COVID-19’s influence on economic activity has become largely immaterial by now. Notwithstanding, some impact was recently felt in China due to their zero-COVID policy shutdowns.
Inflation rose further in advanced countries to levels unexpected to most observers. A key reason for the elevated inflation is the rise in household wealth over the past two years and the consequent surge on spending for goods. Other causes include the tight labour market and lingering supply chain disruptions.
Central bankers stayed the course too long with their easy monetary policies and now must catch up by aggressively raising short-term interest rates. Mid- and long-term rates also rose further in the quarter.
The war in Ukraine carries on, limiting supply and causing prices to rise for energy in Europe and for foodstuff at large.
Growth in most countries is slowing due to the inflation headwinds and declining real disposable income. Some advanced countries started showing signs of recession late this quarter.
The World Equity Market
The MSCI All Country World Equity Index (CAD)* (the Index or the benchmark) lost 13.0% this quarter.

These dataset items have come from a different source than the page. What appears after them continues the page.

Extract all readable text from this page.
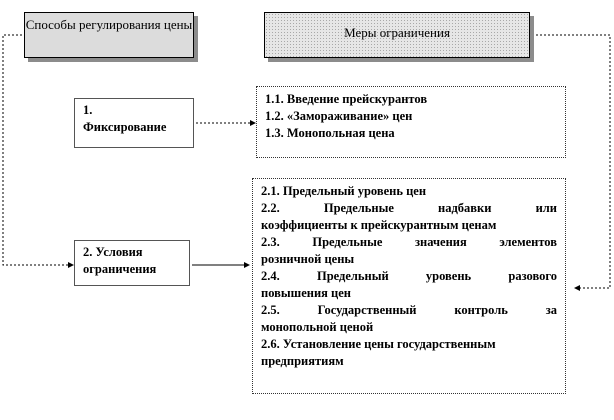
Способы регулирования цены
Меры ограничения
1.
Фиксирование
2. Условия
ограничения
1.1. Введение прейскурантов
1.2. «Замораживание» цен
1.3. Монопольная цена
2.1. Предельный уровень цен
2.2. Предельные надбавки или
коэффициенты к прейскурантным ценам
2.3. Предельные значения элементов
розничной цены
2.4. Предельный уровень разового
повышения цен
2.5. Государственный контроль за
монопольной ценой
2.6. Установление цены государственным
предприятиям
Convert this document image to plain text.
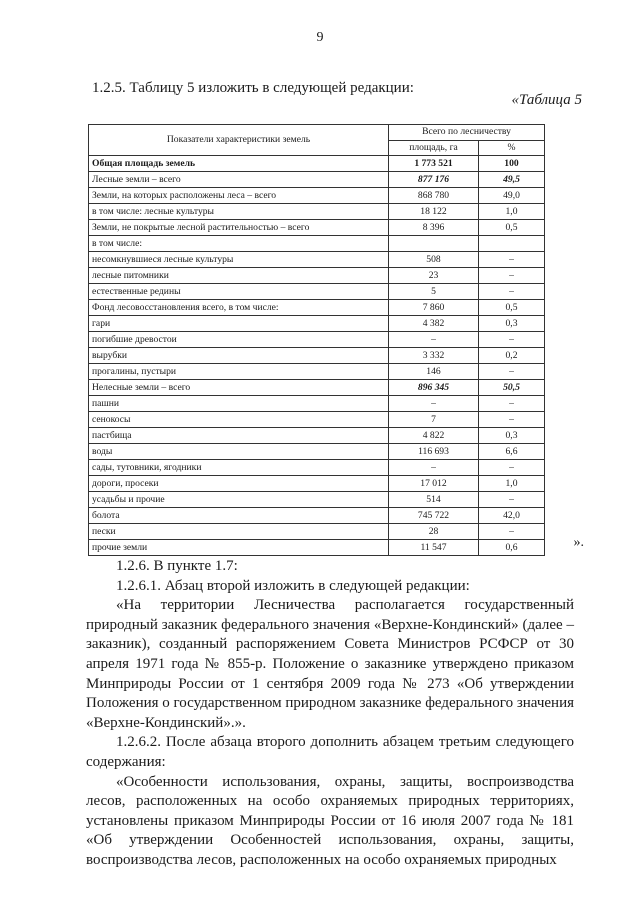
9
1.2.5. Таблицу 5 изложить в следующей редакции:
«Таблица 5
Показатели характеристики земель	Всего по лесничеству	
	площадь, га	%
Общая площадь земель	1 773 521	100
Лесные земли – всего	877 176	49,5
Земли, на которых расположены леса – всего	868 780	49,0
в том числе: лесные культуры	18 122	1,0
Земли, не покрытые лесной растительностью – всего	8 396	0,5
в том числе:		
несомкнувшиеся лесные культуры	508	–
лесные питомники	23	–
естественные редины	5	–
Фонд лесовосстановления всего, в том числе:	7 860	0,5
гари	4 382	0,3
погибшие древостои	–	–
вырубки	3 332	0,2
прогалины, пустыри	146	–
Нелесные земли – всего	896 345	50,5
пашни	–	–
сенокосы	7	–
пастбища	4 822	0,3
воды	116 693	6,6
сады, тутовники, ягодники	–	–
дороги, просеки	17 012	1,0
усадьбы и прочие	514	–
болота	745 722	42,0
пески	28	–
прочие земли	11 547	0,6	».

1.2.6. В пункте 1.7:

1.2.6.1. Абзац второй изложить в следующей редакции:

«На территории Лесничества располагается государственный природный заказник федерального значения «Верхне-Кондинский» (далее – заказник), созданный распоряжением Совета Министров РСФСР от 30 апреля 1971 года № 855-р. Положение о заказнике утверждено приказом Минприроды России от 1 сентября 2009 года № 273 «Об утверждении Положения о государственном природном заказнике федерального значения «Верхне-Кондинский».».

1.2.6.2. После абзаца второго дополнить абзацем третьим следующего содержания:

«Особенности использования, охраны, защиты, воспроизводства лесов, расположенных на особо охраняемых природных территориях, установлены приказом Минприроды России от 16 июля 2007 года № 181 «Об утверждении Особенностей использования, охраны, защиты, воспроизводства лесов, расположенных на особо охраняемых природных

Weakness was broad-based with every sector posting a negative return. The main causes are high inflation and rising interest rates leading to fear of falling profits. The fall in the market so far is only due to an earnings multiples compression, since earnings estimates for 2022 are still rising.

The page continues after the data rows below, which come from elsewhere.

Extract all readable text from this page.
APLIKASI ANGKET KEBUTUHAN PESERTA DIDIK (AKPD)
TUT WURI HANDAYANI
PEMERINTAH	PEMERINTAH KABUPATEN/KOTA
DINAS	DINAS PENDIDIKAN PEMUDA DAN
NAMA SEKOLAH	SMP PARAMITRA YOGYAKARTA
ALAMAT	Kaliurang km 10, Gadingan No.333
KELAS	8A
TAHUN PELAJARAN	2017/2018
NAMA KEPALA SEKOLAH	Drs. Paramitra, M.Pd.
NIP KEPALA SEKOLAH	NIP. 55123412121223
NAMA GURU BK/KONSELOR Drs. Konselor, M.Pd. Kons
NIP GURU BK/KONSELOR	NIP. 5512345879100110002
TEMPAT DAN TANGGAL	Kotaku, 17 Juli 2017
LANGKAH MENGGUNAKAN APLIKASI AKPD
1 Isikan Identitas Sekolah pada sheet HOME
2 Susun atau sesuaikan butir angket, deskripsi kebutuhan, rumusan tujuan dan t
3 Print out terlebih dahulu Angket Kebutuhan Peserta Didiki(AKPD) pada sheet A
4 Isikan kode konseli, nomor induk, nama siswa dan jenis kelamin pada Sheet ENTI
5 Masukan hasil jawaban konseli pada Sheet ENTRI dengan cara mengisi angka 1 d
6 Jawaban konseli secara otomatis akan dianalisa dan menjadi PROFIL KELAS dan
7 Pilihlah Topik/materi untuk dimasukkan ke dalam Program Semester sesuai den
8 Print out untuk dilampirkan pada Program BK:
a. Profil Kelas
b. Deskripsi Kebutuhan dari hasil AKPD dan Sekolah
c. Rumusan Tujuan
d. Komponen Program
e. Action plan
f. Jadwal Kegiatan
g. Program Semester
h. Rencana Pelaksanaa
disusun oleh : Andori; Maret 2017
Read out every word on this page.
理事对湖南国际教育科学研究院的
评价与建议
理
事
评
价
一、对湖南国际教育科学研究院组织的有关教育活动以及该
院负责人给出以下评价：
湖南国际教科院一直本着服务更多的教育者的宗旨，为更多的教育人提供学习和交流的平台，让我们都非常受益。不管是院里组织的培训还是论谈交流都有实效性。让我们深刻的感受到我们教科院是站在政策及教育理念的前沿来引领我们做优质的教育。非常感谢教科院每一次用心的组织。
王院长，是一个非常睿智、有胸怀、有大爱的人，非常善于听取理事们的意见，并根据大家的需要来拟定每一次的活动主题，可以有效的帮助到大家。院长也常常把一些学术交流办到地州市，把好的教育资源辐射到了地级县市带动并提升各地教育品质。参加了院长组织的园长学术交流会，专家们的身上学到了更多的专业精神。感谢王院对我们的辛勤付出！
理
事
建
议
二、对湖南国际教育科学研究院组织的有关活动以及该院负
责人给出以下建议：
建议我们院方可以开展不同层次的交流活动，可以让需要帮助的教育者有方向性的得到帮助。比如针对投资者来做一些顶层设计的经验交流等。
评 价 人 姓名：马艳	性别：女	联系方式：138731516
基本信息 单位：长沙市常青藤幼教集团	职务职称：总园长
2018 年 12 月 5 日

The worst-performing sectors were Information Technology (-19%) and Communication Services (-16%), due to higher rates reducing growth stocks valuations, and the cyclical Materials (-17%) and the Consumer Discretionary (-18%) sectors.
The best-performing sectors were Energy (-2%) as well as Utilities (-4%) and Consumer Staples (-3%), both with defensive characteristics.

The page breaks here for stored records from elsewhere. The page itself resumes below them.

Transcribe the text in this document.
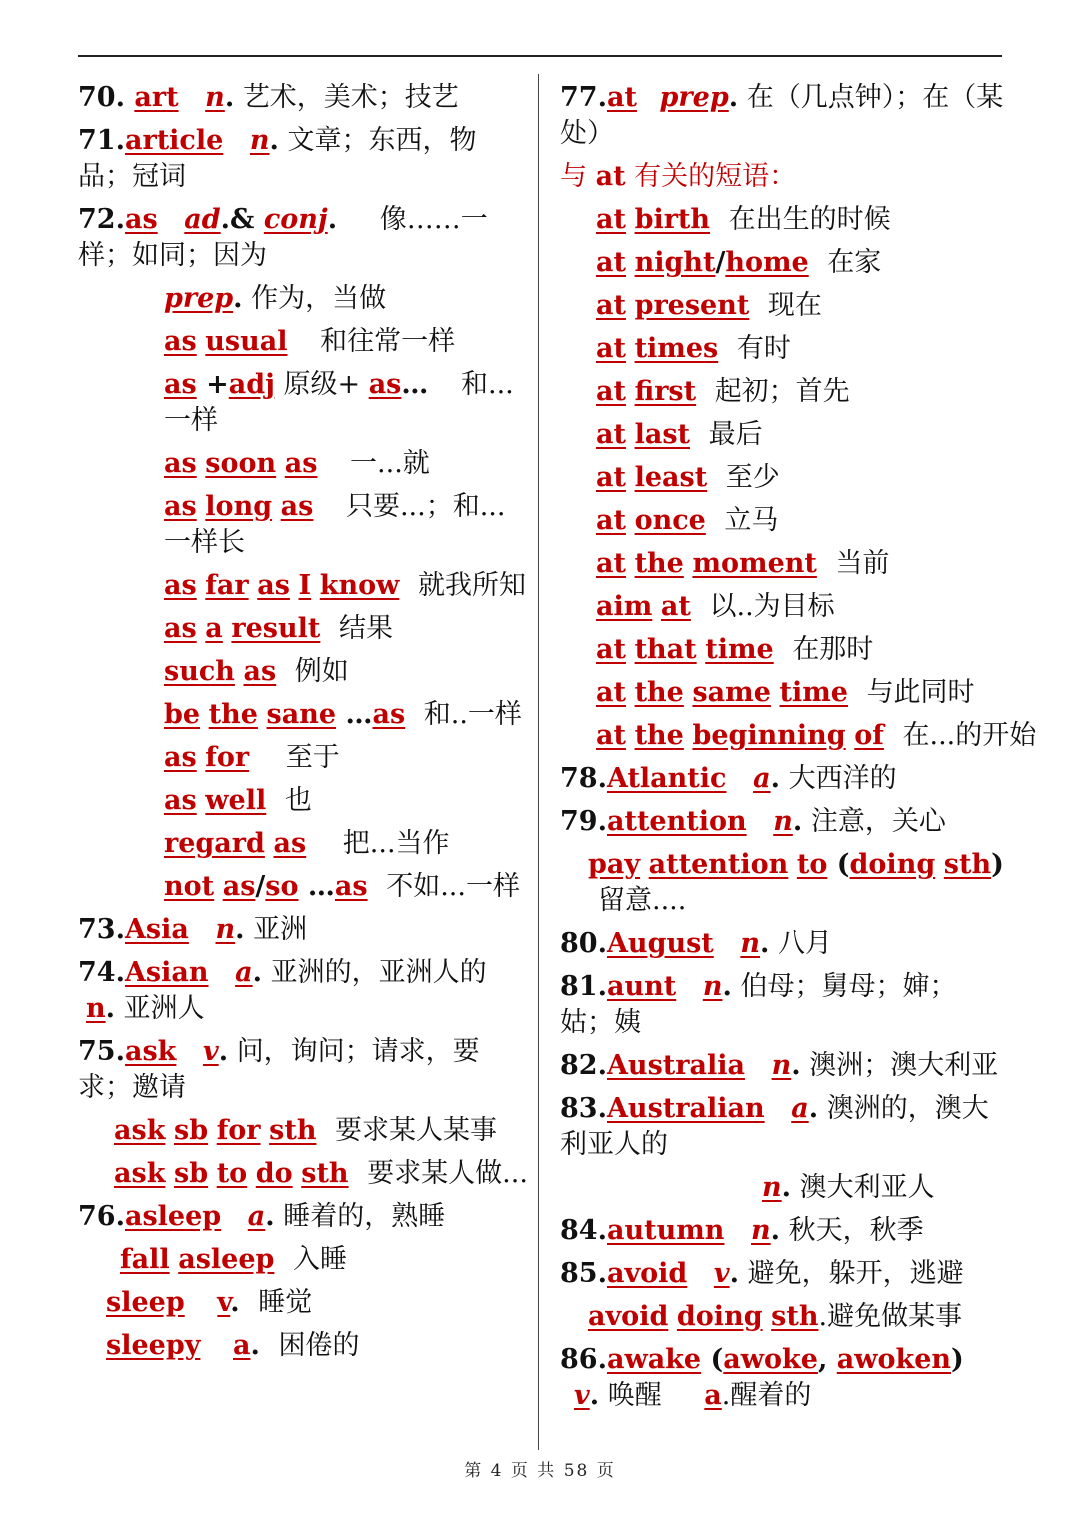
70. art n. 艺术，美术；技艺
71.article n. 文章；东西，物品；冠词
72.as ad.& conj. 像……一样；如同；因为
prep. 作为，当做
as usual 和往常一样
as +adj 原级+ as… 和...一样
as soon as 一...就
as long as 只要...；和...一样长
as far as I know 就我所知
as a result 结果
such as 例如
be the sane …as 和..一样
as for 至于
as well 也
regard as 把...当作
not as/so …as 不如...一样
73.Asia n. 亚洲
74.Asian a. 亚洲的，亚洲人的 n. 亚洲人
75.ask v. 问，询问；请求，要求；邀请
ask sb for sth 要求某人某事
ask sb to do sth 要求某人做...
76.asleep a. 睡着的，熟睡
fall asleep 入睡
sleep v. 睡觉
sleepy a. 困倦的
77.at prep. 在（几点钟）；在（某处）
与 at 有关的短语：
at birth 在出生的时候
at night/home 在家
at present 现在
at times 有时
at first 起初；首先
at last 最后
at least 至少
at once 立马
at the moment 当前
aim at 以..为目标
at that time 在那时
at the same time 与此同时
at the beginning of 在...的开始
78.Atlantic a. 大西洋的
79.attention n. 注意，关心
pay attention to (doing sth) 留意....
80.August n. 八月
81.aunt n. 伯母；舅母；婶；姑；姨
82.Australia n. 澳洲；澳大利亚
83.Australian a. 澳洲的，澳大利亚人的
n. 澳大利亚人
84.autumn n. 秋天，秋季
85.avoid v. 避免，躲开，逃避
avoid doing sth.避免做某事
86.awake (awoke, awoken) v. 唤醒 a.醒着的
第 4 页 共 58 页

*The Index is comprised of equity securities of large- and mid-cap companies from developed
and emerging markets.
Lysander-Triasima All Country Equity Fund (the “Fund”)
Sector allocation contributed positively to relative performance, but security selection detracted value. The Energy overweight and the Information Technology underweight added value. The Real Estate and Financials sectors had a negative impact, but it was selection in Materials that was most detrimental to relative performance.
Sales exceeded purchases in the Fund’s portfolio this quarter, with the portfolio tilting away from cyclical and towards defensive sectors. The Financials, Materials, and Consumer Discretionary sectors were reduced and Consumer Staples, and Health Care, were added to.
The Three-Pillar Approach™
On the quantitative side, combining the Long and Short positions, the Fund’s portfolio has better parameters and factors exposure relative to the MSCI ACWI, with two exceptions. Profitability level is in line and revenue growth is lower.
The world equity market’s negative trend continued this quarter. Defensive factors such as dividends, value, and profitability outperformed the growth and volatility factors.
The fundamental background to world equities deteriorated further due to elevated inflation and rising interest rates. Slowing economies and lower expected corporate earnings point to poor outlooks in the short term and for 2022.